Jun 29, 2010 - 6:03 PM
Thank you, Arno. That's indeed what happened. Your info has been invaluable to me!
I returned yesterday. I had the best time. The Bernese Oberland is picture-perfect, like entering a fantasy world of beauty, only it's for real.
Swiss trains are a dream come true too. The Half Fare card (which I ended up purchasing with no problem at the Geneva airport train station)turned out a lot more comfortable for me than I had anticipated, because I'm such an obsessive organizer that, on the first morning, I just handed my itinerary print-out to the wonderfully nice assistant at the Tourist Office and she gave me all the tickets I needed according to my itinerary, so I never had to wait in line to purchase tickets during my stay. She even took the initiative to sell me tickets via different ways, so I'd get varying landscapes instead of riding twice the same route!

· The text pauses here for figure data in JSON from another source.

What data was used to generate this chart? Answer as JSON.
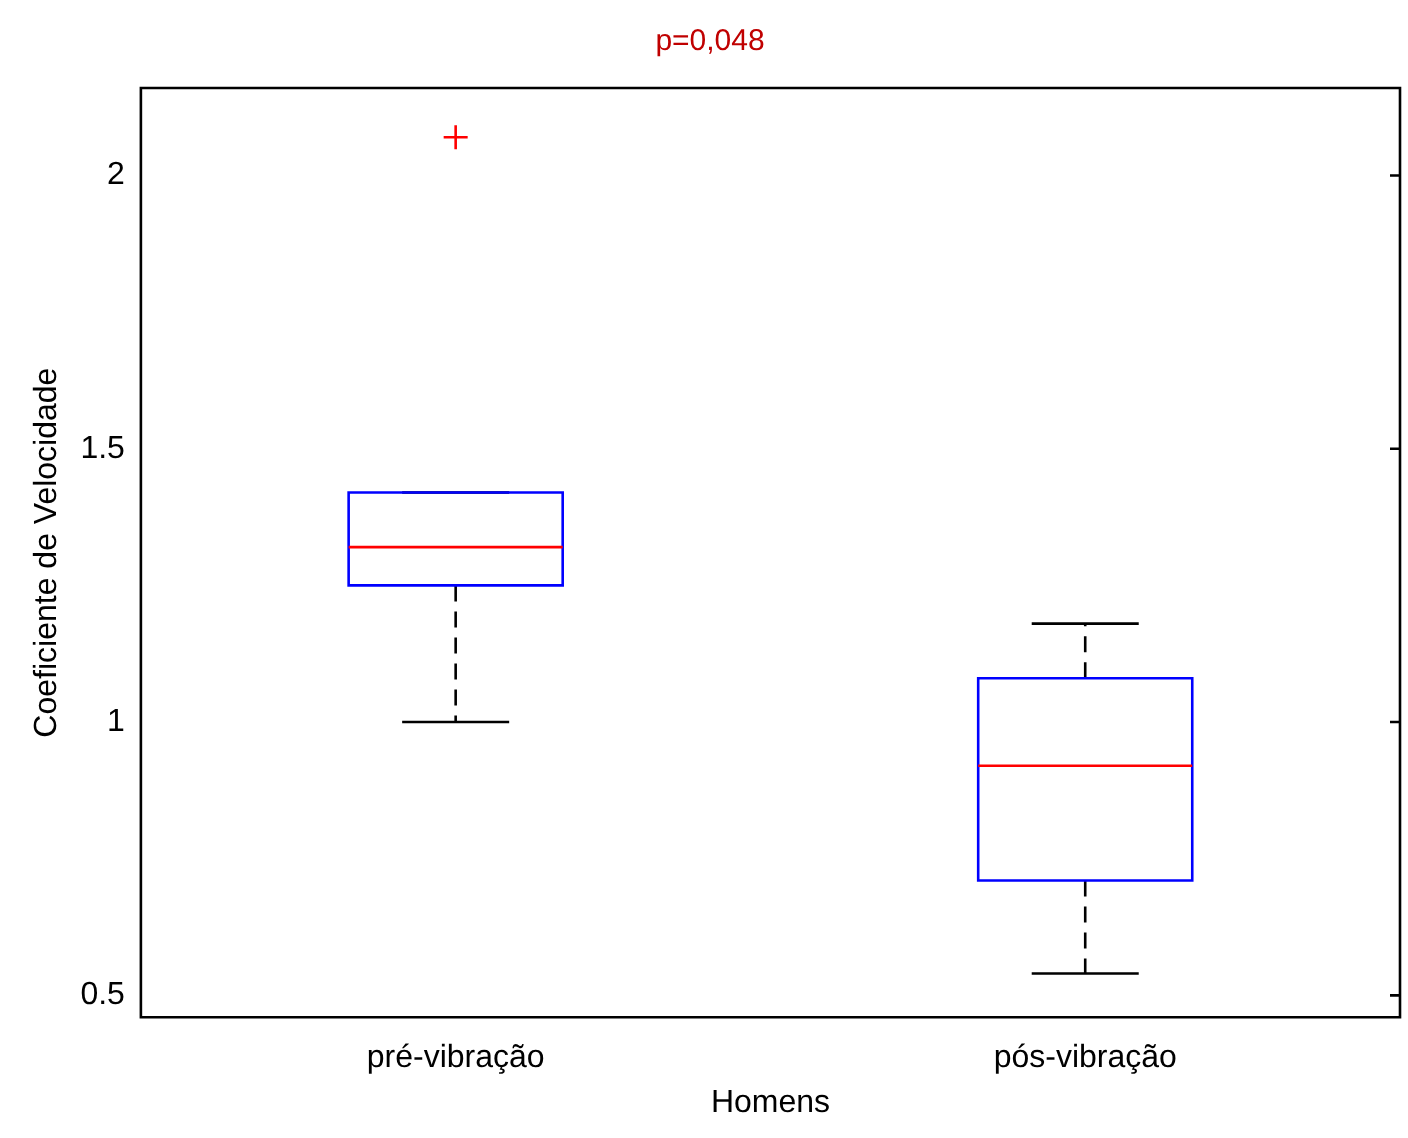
{
  "chart_data": {
    "type": "box",
    "title": "p=0,048",
    "xlabel": "Homens",
    "ylabel": "Coeficiente de Velocidade",
    "categories": [
      "pré-vibração",
      "pós-vibração"
    ],
    "color": "#0000ff",
    "boxes": [
      {
        "low": 1.0,
        "q1": 1.25,
        "median": 1.32,
        "q3": 1.42,
        "high": 1.42,
        "outliers": [
          2.07
        ]
      },
      {
        "low": 0.54,
        "q1": 0.71,
        "median": 0.92,
        "q3": 1.08,
        "high": 1.18
      }
    ],
    "ylim": [
      0.46,
      2.16
    ],
    "yticks": [
      0.5,
      1,
      1.5,
      2
    ],
    "grid": false
  }
}
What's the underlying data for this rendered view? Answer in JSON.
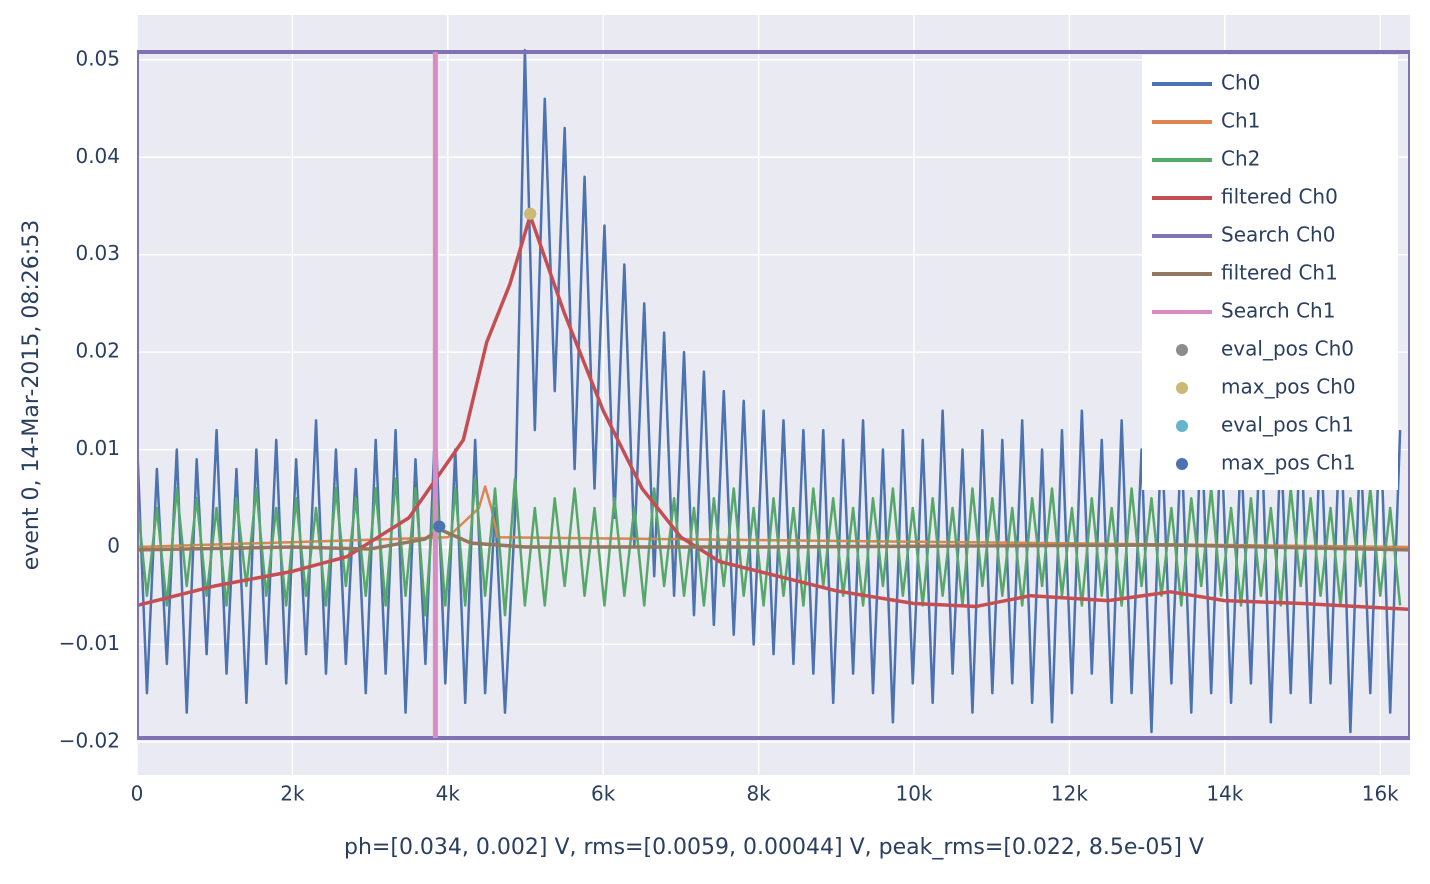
{
  "chart_data": {
    "type": "line",
    "y_label": "event 0, 14-Mar-2015, 08:26:53",
    "x_label": "ph=[0.034, 0.002] V, rms=[0.0059, 0.00044] V, peak_rms=[0.022, 8.5e-05] V",
    "xlim": [
      0,
      16383
    ],
    "ylim": [
      -0.0234,
      0.0546
    ],
    "xticks": [
      0,
      {
        "value": 2000,
        "label": "2k"
      },
      {
        "value": 4000,
        "label": "4k"
      },
      {
        "value": 6000,
        "label": "6k"
      },
      {
        "value": 8000,
        "label": "8k"
      },
      {
        "value": 10000,
        "label": "10k"
      },
      {
        "value": 12000,
        "label": "12k"
      },
      {
        "value": 14000,
        "label": "14k"
      },
      {
        "value": 16000,
        "label": "16k"
      }
    ],
    "yticks": [
      {
        "value": -0.02,
        "label": "−0.02"
      },
      {
        "value": -0.01,
        "label": "−0.01"
      },
      0,
      0.01,
      0.02,
      0.03,
      0.04,
      0.05
    ],
    "grid": true,
    "legend": "upper right",
    "x": [
      0,
      128,
      256,
      384,
      512,
      640,
      768,
      896,
      1024,
      1152,
      1280,
      1408,
      1536,
      1664,
      1792,
      1920,
      2048,
      2176,
      2304,
      2432,
      2560,
      2688,
      2816,
      2944,
      3072,
      3200,
      3328,
      3456,
      3584,
      3712,
      3840,
      3968,
      4096,
      4224,
      4352,
      4480,
      4608,
      4736,
      4864,
      4992,
      5120,
      5248,
      5376,
      5504,
      5632,
      5760,
      5888,
      6016,
      6144,
      6272,
      6400,
      6528,
      6656,
      6784,
      6912,
      7040,
      7168,
      7296,
      7424,
      7552,
      7680,
      7808,
      7936,
      8064,
      8192,
      8320,
      8448,
      8576,
      8704,
      8832,
      8960,
      9088,
      9216,
      9344,
      9472,
      9600,
      9728,
      9856,
      9984,
      10112,
      10240,
      10368,
      10496,
      10624,
      10752,
      10880,
      11008,
      11136,
      11264,
      11392,
      11520,
      11648,
      11776,
      11904,
      12032,
      12160,
      12288,
      12416,
      12544,
      12672,
      12800,
      12928,
      13056,
      13184,
      13312,
      13440,
      13568,
      13696,
      13824,
      13952,
      14080,
      14208,
      14336,
      14464,
      14592,
      14720,
      14848,
      14976,
      15104,
      15232,
      15360,
      15488,
      15616,
      15744,
      15872,
      16000,
      16128,
      16256
    ],
    "series": [
      {
        "name": "Ch0",
        "color": "#4C72B0",
        "width": 2.5,
        "values": [
          0.011,
          -0.015,
          0.008,
          -0.012,
          0.01,
          -0.017,
          0.009,
          -0.011,
          0.012,
          -0.013,
          0.008,
          -0.016,
          0.01,
          -0.012,
          0.011,
          -0.014,
          0.009,
          -0.011,
          0.013,
          -0.013,
          0.01,
          -0.012,
          0.008,
          -0.015,
          0.011,
          -0.013,
          0.012,
          -0.017,
          0.009,
          -0.012,
          0.013,
          -0.014,
          0.01,
          -0.016,
          0.011,
          -0.015,
          0.004,
          -0.017,
          0.003,
          0.051,
          0.012,
          0.046,
          0.016,
          0.043,
          0.008,
          0.038,
          0.006,
          0.033,
          0.003,
          0.029,
          0,
          0.025,
          -0.003,
          0.022,
          -0.005,
          0.02,
          -0.007,
          0.018,
          -0.008,
          0.016,
          -0.009,
          0.015,
          -0.01,
          0.014,
          -0.011,
          0.013,
          -0.012,
          0.012,
          -0.013,
          0.012,
          -0.016,
          0.011,
          -0.013,
          0.013,
          -0.015,
          0.01,
          -0.018,
          0.012,
          -0.014,
          0.011,
          -0.016,
          0.014,
          -0.013,
          0.01,
          -0.017,
          0.012,
          -0.015,
          0.011,
          -0.014,
          0.013,
          -0.016,
          0.01,
          -0.018,
          0.012,
          -0.015,
          0.014,
          -0.013,
          0.011,
          -0.016,
          0.013,
          -0.015,
          0.01,
          -0.019,
          0.012,
          -0.014,
          0.011,
          -0.017,
          0.013,
          -0.015,
          0.012,
          -0.016,
          0.01,
          -0.014,
          0.014,
          -0.018,
          0.011,
          -0.015,
          0.013,
          -0.016,
          0.012,
          -0.014,
          0.014,
          -0.019,
          0.011,
          -0.015,
          0.013,
          -0.017,
          0.012
        ]
      },
      {
        "name": "Ch1",
        "color": "#DD8452",
        "width": 2.5,
        "x": [
          0,
          4000,
          4400,
          4480,
          4560,
          4640,
          16383
        ],
        "values": [
          0,
          0.001,
          0.004,
          0.0062,
          0.004,
          0.001,
          0
        ]
      },
      {
        "name": "Ch2",
        "color": "#55A868",
        "width": 2.5,
        "values": [
          0.005,
          -0.005,
          0.004,
          -0.006,
          0.006,
          -0.004,
          0.005,
          -0.005,
          0.004,
          -0.006,
          0.005,
          -0.004,
          0.006,
          -0.005,
          0.004,
          -0.006,
          0.005,
          -0.005,
          0.004,
          -0.006,
          0.006,
          -0.004,
          0.005,
          -0.005,
          0.006,
          -0.006,
          0.007,
          -0.005,
          0.006,
          -0.007,
          0.007,
          -0.006,
          0.006,
          -0.006,
          0.007,
          -0.005,
          0.006,
          -0.007,
          0.007,
          -0.006,
          0.004,
          -0.006,
          0.005,
          -0.004,
          0.006,
          -0.005,
          0.004,
          -0.006,
          0.005,
          -0.005,
          0.004,
          -0.006,
          0.006,
          -0.004,
          0.005,
          -0.005,
          0.004,
          -0.006,
          0.005,
          -0.004,
          0.006,
          -0.005,
          0.004,
          -0.006,
          0.005,
          -0.005,
          0.004,
          -0.006,
          0.006,
          -0.004,
          0.005,
          -0.005,
          0.004,
          -0.006,
          0.005,
          -0.004,
          0.006,
          -0.005,
          0.004,
          -0.006,
          0.005,
          -0.005,
          0.004,
          -0.006,
          0.006,
          -0.004,
          0.005,
          -0.005,
          0.004,
          -0.006,
          0.005,
          -0.004,
          0.006,
          -0.005,
          0.004,
          -0.006,
          0.005,
          -0.005,
          0.004,
          -0.006,
          0.006,
          -0.004,
          0.005,
          -0.005,
          0.004,
          -0.006,
          0.005,
          -0.004,
          0.006,
          -0.005,
          0.004,
          -0.006,
          0.005,
          -0.005,
          0.004,
          -0.006,
          0.006,
          -0.004,
          0.005,
          -0.005,
          0.004,
          -0.006,
          0.005,
          -0.004,
          0.006,
          -0.005,
          0.004,
          -0.006
        ]
      },
      {
        "name": "filtered Ch0",
        "color": "#C44E52",
        "width": 3.5,
        "x": [
          0,
          1000,
          2000,
          2700,
          3500,
          4200,
          4500,
          4800,
          5060,
          5500,
          6000,
          6500,
          7000,
          7500,
          8000,
          8500,
          9000,
          10000,
          10800,
          11500,
          12500,
          13300,
          14000,
          15000,
          16383
        ],
        "values": [
          -0.006,
          -0.004,
          -0.0025,
          -0.001,
          0.003,
          0.011,
          0.021,
          0.027,
          0.034,
          0.024,
          0.014,
          0.006,
          0.001,
          -0.0015,
          -0.0025,
          -0.0035,
          -0.0045,
          -0.0058,
          -0.0061,
          -0.005,
          -0.0055,
          -0.0046,
          -0.0055,
          -0.0058,
          -0.0064
        ]
      },
      {
        "name": "Search Ch0",
        "color": "#8172B3",
        "width": 4,
        "x": [
          0,
          16383,
          16383,
          0,
          0
        ],
        "values": [
          0.0508,
          0.0508,
          -0.0196,
          -0.0196,
          0.0508
        ]
      },
      {
        "name": "filtered Ch1",
        "color": "#937860",
        "width": 3.5,
        "x": [
          0,
          2000,
          3000,
          3700,
          3900,
          4300,
          5000,
          8000,
          13300,
          16383
        ],
        "values": [
          -0.0003,
          0,
          -0.0002,
          0.0008,
          0.0018,
          0.0004,
          0,
          0,
          0.0002,
          -0.0003
        ]
      },
      {
        "name": "Search Ch1",
        "color": "#DA8BC3",
        "width": 5,
        "x": [
          3840,
          3840
        ],
        "values": [
          -0.0196,
          0.0508
        ]
      },
      {
        "name": "eval_pos Ch0",
        "color": "#8C8C8C",
        "mode": "markers",
        "x": [
          5060
        ],
        "values": [
          0.0342
        ]
      },
      {
        "name": "max_pos Ch0",
        "color": "#CCB974",
        "mode": "markers",
        "x": [
          5060
        ],
        "values": [
          0.0342
        ]
      },
      {
        "name": "eval_pos Ch1",
        "color": "#64B5CD",
        "mode": "markers",
        "x": [
          3890
        ],
        "values": [
          0.0021
        ]
      },
      {
        "name": "max_pos Ch1",
        "color": "#4C72B0",
        "mode": "markers",
        "x": [
          3890
        ],
        "values": [
          0.0021
        ]
      }
    ]
  }
}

Another wet dream: when you arrive in Switzerland, wherever you are, you go into the nearest train station, however small, and say "take all this luggage from me, I don't want to see it again till X day at Y time in Z place", the whole transaction takes about half a minute, and then your luggage appears, waiting for you when you arrive at the designated city and place at the designated time. They were even so nice as to call the Zurich Airport train station from the Interlaken one, to tell them not to lock my luggage for the night because I was arriving later than the luggage storage room would be open. So they opened the storage room especially for me when I arrived. I did a lot of shopping, so twice I went to the train station and sent off heavy baggage to wait for me at Zurich airport. This means your first and last train days are part of the tourism fun, because you're actually traveling with no bags. If you consider how much you save on taxis, how grateful your back is, and how much you enjoy, the price is nothing.
In short, the Swiss travel system is proof of how effective humans can be if they put their minds to it.